As Truss acknowledged, we need to transition to a reformed tax system that maximizes growth. This involves keeping tax rates low by borrowing until the policies pay off in the form of higher growth. From this point on, the debt/GDP ratio will go down and the borrowing will be paid off. Hunt/Sunak’s “cautious” policies that impede growth mean that this will not happen.

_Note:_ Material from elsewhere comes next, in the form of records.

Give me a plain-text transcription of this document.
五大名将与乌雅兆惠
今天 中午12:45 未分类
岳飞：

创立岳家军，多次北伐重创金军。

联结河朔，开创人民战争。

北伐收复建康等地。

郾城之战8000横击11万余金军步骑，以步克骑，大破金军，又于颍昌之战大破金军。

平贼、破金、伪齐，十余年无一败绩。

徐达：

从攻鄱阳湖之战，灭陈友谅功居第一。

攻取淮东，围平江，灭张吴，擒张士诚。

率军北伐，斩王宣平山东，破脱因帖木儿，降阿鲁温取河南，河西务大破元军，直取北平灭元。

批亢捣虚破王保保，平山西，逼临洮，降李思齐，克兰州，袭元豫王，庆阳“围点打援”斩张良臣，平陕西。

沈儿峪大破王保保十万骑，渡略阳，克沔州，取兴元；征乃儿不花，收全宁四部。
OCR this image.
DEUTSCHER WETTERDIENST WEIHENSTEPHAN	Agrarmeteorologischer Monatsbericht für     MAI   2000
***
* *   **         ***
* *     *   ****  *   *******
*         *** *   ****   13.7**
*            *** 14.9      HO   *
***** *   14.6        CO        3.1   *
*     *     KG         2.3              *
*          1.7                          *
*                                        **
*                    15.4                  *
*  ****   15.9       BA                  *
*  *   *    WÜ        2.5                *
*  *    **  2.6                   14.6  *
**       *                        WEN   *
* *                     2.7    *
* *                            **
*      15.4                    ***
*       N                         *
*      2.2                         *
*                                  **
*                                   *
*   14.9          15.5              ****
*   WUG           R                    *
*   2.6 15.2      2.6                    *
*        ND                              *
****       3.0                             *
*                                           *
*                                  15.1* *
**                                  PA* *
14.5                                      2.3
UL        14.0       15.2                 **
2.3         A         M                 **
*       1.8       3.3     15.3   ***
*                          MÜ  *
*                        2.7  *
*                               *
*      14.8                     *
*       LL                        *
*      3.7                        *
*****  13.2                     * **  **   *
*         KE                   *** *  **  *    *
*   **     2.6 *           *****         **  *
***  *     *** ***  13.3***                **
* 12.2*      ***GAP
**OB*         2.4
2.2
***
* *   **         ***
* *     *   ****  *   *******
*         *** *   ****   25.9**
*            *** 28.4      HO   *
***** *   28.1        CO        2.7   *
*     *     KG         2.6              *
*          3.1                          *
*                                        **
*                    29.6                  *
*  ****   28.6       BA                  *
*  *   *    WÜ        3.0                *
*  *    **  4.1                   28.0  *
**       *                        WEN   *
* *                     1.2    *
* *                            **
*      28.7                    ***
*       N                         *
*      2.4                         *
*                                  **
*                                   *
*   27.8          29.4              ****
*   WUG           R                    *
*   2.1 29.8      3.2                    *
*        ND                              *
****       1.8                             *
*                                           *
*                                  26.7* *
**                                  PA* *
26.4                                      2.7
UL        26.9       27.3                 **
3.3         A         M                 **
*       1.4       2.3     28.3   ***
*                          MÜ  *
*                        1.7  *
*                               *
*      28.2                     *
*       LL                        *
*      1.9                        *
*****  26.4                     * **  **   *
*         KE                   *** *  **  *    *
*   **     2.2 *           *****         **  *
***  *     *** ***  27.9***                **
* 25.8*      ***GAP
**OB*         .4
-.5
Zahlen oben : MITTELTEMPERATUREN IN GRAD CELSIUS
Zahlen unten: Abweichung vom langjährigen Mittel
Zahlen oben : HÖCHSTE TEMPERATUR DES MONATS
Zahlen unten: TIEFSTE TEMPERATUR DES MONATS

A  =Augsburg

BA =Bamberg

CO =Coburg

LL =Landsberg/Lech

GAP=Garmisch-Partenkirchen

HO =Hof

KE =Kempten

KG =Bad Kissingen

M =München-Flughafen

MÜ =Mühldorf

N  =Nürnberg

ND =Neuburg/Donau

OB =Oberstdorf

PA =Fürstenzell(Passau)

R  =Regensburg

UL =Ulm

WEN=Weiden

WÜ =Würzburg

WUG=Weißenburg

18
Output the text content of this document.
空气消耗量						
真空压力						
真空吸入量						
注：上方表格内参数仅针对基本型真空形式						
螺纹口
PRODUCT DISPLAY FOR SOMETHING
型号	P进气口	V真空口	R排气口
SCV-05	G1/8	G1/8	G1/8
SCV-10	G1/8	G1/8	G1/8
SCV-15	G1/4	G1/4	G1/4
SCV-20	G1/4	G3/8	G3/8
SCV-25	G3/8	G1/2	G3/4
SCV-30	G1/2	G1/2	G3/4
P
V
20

After the Truss-Kwarteng budget, the bank was able to create significant cash tightening by allowing, and even encouraging, long-term interest rates to rise in anticipation of raising interest rates to dizzying levels. This happened late in the day, when the global economy was already slowing sharply due to severe and rapid monetary tightening by most of the global central banks led by the US Federal Reserve. Money supply growth has now fallen to nearly zero in most countries, including the United Kingdom.
With commodity prices now low and demand collapsing, inflation here and elsewhere next year is likely to drop to 5 percent or less.
The bank now needs to ease the monetary pressure. It can do this by continuing to raise bank interest rates to around 3 percent but also by using quantitative easing to bring rates down at that level, indicating that he does not see the need to raise them much more. In this way, it confirms its intent to counter inflation while mitigating the monetary defect that is currently stifling the economy.
Politics can still avoid plunging the UK economy into stagnation and indefinitely low growth. But it needs to quickly change course to do so.